Entitled “Distinctly I Remember: More Stories We Love to Tell,” the book features a collection of memoirs, short stories and thoughts written by eight residents in the home’s Writers Group, two of whom died before the book could be printed. Themes range from notions of home to living with loss to celebrating love. The book is available for purchase at The Waters on 50th.
All of the writers were between the ages of 80 and 95, and much of their writing is influenced by the experience of growing up in the wake of the Great Depression and World War II. Kathleen Novak, the anthology’s editor, said she compiles all of the work the writers complete in the class and selects some of the best from everyone. Many of the stories come to her in all forms, including handwritten, printed and typewritten.
Arminta Miller, 80, wrote in the book about a time shortly after World War II ended when she went inside to drink a glass of water after playing jump rope and saw a man peeking through her front window to look at her mother in the other room.
“I whispered quietly, ‘Mother, someone is looking at you,’” Miller read at the launch party. “When she glanced up to see what I was talking about, she threw her arms into the air and screamed.”
It was Miller’s oldest brother, whom she had not seen in three and a half years while he served as a medical corpsman in Germany.
“I hardly remembered his face, but our family had never been more happy,” she wrote.
The writing group began in 2016 when Novak, a poet and novelist, heard that some residents of The Waters wanted a more intensive writing class in the facility. While visiting her father who lived there, she started a workshop where a handful of residents met twice a month for an hour and practiced with various writing prompts she brought forward.
Their first book, “Cardboard in Our Shoes” was published that year and was so popular Novak had to get it reprinted two more times. About 250 copies have been sold.
“Through publishing you keep these stories going,” Novak said at the January reading. “Even if that book is sitting on a shelf 50 years from now, people will pick it up and read those experiences.
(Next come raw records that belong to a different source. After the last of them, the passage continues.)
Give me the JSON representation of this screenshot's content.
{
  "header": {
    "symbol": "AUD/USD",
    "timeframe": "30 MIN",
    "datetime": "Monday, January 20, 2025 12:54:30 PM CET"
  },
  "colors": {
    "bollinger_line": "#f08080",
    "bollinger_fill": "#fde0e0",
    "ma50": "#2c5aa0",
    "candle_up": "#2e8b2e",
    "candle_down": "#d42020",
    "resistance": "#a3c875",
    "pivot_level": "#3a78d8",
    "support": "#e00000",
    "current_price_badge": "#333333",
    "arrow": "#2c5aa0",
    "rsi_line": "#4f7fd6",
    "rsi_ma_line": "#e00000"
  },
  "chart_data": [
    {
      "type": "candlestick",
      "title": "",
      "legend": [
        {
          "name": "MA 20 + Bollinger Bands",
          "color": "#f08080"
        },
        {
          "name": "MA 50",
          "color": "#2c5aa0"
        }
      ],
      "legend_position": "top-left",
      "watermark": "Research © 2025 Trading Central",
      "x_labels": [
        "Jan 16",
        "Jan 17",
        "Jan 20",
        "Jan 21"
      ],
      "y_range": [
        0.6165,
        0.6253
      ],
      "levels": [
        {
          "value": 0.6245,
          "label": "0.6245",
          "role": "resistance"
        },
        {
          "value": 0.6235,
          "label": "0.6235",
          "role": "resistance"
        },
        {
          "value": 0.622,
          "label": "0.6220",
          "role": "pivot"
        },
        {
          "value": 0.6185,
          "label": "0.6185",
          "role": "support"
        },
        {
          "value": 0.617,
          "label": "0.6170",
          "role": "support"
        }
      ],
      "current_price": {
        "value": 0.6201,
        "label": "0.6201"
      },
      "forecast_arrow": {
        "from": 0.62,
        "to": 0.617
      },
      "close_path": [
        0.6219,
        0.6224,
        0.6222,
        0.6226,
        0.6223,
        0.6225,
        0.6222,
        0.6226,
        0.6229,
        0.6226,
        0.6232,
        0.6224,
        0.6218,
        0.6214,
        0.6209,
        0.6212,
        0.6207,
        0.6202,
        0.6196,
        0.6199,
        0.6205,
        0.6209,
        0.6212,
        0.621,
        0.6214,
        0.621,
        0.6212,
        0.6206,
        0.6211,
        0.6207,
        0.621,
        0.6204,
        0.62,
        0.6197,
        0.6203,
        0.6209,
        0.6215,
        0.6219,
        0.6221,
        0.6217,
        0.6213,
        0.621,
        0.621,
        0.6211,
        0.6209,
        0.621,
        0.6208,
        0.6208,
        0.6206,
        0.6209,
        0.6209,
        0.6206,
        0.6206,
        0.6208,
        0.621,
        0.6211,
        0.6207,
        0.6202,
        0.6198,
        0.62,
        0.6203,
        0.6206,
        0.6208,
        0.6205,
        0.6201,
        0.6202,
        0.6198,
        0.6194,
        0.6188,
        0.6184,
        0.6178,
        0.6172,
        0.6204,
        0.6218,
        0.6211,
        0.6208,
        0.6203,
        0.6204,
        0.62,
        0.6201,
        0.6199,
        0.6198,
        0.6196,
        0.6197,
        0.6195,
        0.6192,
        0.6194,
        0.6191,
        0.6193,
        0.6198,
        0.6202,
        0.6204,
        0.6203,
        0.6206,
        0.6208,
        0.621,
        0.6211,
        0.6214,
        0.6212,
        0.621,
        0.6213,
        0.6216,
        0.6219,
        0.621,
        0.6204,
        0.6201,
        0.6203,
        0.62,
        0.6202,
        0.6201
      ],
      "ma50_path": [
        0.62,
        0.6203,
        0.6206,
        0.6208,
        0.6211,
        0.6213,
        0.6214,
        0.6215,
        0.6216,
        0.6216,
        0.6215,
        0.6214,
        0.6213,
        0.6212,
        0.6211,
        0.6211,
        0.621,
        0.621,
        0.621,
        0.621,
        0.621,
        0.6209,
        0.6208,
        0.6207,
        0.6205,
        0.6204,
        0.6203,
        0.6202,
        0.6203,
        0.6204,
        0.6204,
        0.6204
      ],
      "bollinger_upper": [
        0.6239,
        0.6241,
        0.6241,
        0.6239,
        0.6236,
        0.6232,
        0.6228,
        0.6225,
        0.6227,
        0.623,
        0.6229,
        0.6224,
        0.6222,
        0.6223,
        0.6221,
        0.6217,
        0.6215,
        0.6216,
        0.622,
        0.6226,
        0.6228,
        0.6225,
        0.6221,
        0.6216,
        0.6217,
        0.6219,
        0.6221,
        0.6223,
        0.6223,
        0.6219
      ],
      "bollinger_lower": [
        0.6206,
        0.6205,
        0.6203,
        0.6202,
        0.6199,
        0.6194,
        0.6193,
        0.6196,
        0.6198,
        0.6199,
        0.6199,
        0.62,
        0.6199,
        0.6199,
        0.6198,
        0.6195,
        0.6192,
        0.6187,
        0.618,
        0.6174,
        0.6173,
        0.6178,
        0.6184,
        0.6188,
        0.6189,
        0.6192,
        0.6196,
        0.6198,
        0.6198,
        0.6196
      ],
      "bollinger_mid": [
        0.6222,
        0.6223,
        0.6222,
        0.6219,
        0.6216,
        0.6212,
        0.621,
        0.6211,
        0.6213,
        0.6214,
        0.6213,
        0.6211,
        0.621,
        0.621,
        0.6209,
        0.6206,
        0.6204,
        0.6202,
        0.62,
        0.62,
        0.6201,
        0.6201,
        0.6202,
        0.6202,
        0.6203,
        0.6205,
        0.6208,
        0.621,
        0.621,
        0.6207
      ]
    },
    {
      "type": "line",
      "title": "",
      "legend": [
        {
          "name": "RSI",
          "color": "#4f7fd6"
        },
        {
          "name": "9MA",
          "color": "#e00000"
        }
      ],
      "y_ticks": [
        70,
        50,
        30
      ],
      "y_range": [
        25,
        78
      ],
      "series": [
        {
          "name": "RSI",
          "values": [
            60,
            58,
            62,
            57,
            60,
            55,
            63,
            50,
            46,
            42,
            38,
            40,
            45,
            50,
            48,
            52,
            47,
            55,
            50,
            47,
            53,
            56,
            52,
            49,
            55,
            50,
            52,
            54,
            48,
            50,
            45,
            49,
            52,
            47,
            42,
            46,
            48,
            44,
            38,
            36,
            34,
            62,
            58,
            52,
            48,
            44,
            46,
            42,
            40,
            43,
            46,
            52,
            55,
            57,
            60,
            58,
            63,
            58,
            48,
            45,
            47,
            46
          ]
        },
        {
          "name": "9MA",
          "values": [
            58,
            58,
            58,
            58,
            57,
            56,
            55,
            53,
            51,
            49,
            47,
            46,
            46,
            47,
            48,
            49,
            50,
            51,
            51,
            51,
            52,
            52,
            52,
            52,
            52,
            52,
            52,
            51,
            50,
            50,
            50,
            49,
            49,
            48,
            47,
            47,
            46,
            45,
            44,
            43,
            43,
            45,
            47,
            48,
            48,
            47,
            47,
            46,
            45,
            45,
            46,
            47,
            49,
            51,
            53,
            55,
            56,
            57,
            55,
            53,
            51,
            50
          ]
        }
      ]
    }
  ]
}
And if they’re on a laptop or in a banker’s box, it’s not the same as being in a book, you know?”
For most of the writers, the club has provided a common space to share stories and reminisce about experiences they all remember. Despite some of the writers growing up in different cities around the country, including Brooklyn, Stillwater and Milwaukee, all recall the impact of the polio virus, the loss of loved ones overseas in World War II and the act of putting cardboard inside their shoes to make them last longer when money was tight.
“Most of the people haven’t done very much writing, and then they just find themselves, and there’s this sense of purpose,” Novak said. “You get to that point in your life where everything is just kind of whizzing by you, and then all of a sudden you’re writing these stories [and] other people want to listen to them.”
Kate Kelly said her mother, June, often can’t wait to talk to her and her siblings about the writing classes. The fact that she is a published author makes her even more excited to share her work with her neighbors and grandchildren.
“It’s fascinating what Kathleen comes up with for prompts; it’s like an unfinished sentence that just begs you to think about something,” Kate Kelly said. “I think it really has a ripple effect, through the book and the conversation [it initiates].”
Novak believes that the writing group brings people together, despite age or illness.
Janet Shapiro, a writer who passed away last May, still came to every meeting, even while facing the later stages of Alzheimer’s. Despite not being able to write anymore, she would listen to what others said in the group and, once probed by her husband, tell her own stories to him to write down.
“I would read them out loud to the group for her — she’d sit next to me — and everyone could connect with her,” Novak said. “It was just beautiful.”
Maggie Shryer read for her husband, Davis Shryer, who also died before the book was published. She said at the reading, “I think one of the qualities of the group [is] that you get listened to. And that is so important. It’s more important the older you get.”